Но она не слушала меня, увлекаясь и пьянея этой новой мыслью.
— Бегите! — шептала она воспаленными губами. — Какая счастливая мысль! Ведь это подвиг! Поймите, что честному человеку здесь делать больше нечего. Мы разлагаемся!
Ночью, когда в общежитии утихала жизнь, я уединялся за работой в своей квадратной комнате, напоминавшей шкатулку. В открытое окно проникало черное неподвижное небо, в воздухе было душно, не шевелились листья деревьев, как будто вокруг меня остановилась жизнь. Сонливое чувство неслышно подкрадывалось ко мне, и я по-видимому легко поддался этому трудно преодолимому соблазну; я спал тревожно, с поникшей головой, как пассажир в вагоне. Вдруг, чья-то «заботливая» рука встряхнула меня за плечо. Я не испытал удовольствия от этого прикосновения, тем более, когда проснувшись увидел перед собой хорошо вооруженного человека в «прославленной» форме НКВД. Мне казалось, что я все еще сплю и хотелось скорее проснуться от этого страшного сновидения. Но все оказалось наоборот.
— Следуйте за мной, — сказала форма, заикаясь и давясь словами, точно костью.
Я увидел себя наяву, и покорно поплелся за ним, как овца, припоминая в это время все, «в чем был и не был виноват» перед советской властью. Тем временем, человек в форме привел меня в комнату сестры, где было много других в такой же форме, удивительно похожих друг на друга людей. У двери стоял неподвижно часовой, а среди комнаты, точно на пляже я увидел в ночном белье Аню и мою сестру. Мебель была сдвинута, шкафы раскрыты, постель сброшена с кроватей на пол, и мне представилось, что нас грабят, и следует звать на помощь.
— Вам полагается сидеть и молчать, — сказал обращаясь ко мне заика, и указал на стул. Я обратил внимание на его мясистое, откормленное лицо, на котором не было видно ни ресниц, ни бровей, никакой растительности. Неподвижные синие глаза казались нарисованными и имели поразительное сходство с плакатом.
Пока другие производили обыск, заика призывал Аню к благоразумию. Он советовал ей отказаться от безумных мыслей свергнуть советскую власть, и убеждал ее помочь работе следственных органов, ничего не скрывая от них, как от самой себя, и что сейчас она сама может решить свою судьбу.
— Что же вы молчите? — спросил он, не сводя с нее своих нарисованных глаз.
Аня стояла неподвижно с плотно закрытыми губами, как оловянная фигурка на столе: ее можно было передвинуть или опрокинуть, но нельзя было заставить ее заговорить.

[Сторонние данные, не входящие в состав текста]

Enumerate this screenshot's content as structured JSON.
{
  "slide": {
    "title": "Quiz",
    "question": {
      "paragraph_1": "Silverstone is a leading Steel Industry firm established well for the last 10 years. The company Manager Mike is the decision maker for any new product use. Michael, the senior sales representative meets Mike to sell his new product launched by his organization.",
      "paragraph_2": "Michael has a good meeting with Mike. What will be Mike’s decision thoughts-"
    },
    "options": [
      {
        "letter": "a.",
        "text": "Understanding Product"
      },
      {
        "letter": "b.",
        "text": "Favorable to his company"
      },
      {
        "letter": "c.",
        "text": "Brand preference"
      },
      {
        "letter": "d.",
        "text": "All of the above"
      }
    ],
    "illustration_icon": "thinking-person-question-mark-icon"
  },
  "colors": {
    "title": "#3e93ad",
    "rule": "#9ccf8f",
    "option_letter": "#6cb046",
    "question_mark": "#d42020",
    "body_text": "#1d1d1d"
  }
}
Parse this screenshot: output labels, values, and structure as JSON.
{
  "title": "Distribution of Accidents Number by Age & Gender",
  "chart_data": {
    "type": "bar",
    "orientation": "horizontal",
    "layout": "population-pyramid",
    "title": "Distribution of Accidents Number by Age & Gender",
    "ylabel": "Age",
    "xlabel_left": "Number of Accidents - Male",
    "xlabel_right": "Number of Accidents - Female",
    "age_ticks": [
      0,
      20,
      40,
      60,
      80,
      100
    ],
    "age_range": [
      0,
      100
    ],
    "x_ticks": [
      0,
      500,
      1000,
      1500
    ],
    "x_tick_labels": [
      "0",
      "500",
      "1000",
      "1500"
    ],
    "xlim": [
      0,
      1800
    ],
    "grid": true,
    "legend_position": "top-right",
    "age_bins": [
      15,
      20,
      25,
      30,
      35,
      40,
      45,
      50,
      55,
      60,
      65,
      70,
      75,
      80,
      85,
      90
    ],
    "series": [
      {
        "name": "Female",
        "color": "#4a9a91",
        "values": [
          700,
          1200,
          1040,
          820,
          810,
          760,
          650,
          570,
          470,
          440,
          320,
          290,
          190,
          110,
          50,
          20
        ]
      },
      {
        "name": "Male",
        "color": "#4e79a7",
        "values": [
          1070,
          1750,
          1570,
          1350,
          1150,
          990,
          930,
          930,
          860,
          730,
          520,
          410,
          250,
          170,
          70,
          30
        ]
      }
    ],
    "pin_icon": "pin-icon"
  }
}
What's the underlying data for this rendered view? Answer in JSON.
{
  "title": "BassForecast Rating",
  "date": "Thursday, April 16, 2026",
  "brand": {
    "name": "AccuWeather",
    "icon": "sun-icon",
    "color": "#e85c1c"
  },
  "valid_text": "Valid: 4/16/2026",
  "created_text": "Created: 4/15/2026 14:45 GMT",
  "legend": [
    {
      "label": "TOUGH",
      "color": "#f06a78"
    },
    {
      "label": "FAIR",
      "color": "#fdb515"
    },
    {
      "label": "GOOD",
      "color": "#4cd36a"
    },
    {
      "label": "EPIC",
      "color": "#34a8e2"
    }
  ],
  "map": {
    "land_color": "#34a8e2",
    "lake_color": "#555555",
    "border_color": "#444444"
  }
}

— Вы напрасно упираетесь, — сказал заика, давясь словами. — Нам все известно. Нам известны не только нелегальные бумаги, которые храните вы в своем портфеле, но и все ваши нелегальные мысли, которые вы храните в своей голове.
Аня молчала.
Тогда он обернулся к двери и внезапно преобразился.
— Стрелок! — закричал он другим голосом. — Заставь заговорить эту дрянь!
Я не успел заметить, как Аня рванулась к открытому окну, пытаясь броситься вниз, но сильным ударом приклада стрелок отбросил ее от окна в мою сторону; она повалилась на пол, и застонала. Мне стало страшно от мысли, что я не могу защитить ее, что я должен «сидеть и молчать», когда на моих глазах совершается преступление. Я должен смотреть безучастно, как сильные бьют слабого, и как замкнутые гордостью губы женщины обливаются кровью.
Я старался не видеть, как солдаты одевали ее в поношенное синее платье, точно покойника перед погребением; как натягивали ей на ноги чулки и, взвалив ее на плечи, на манер убитого зверя, унесли навсегда из дому.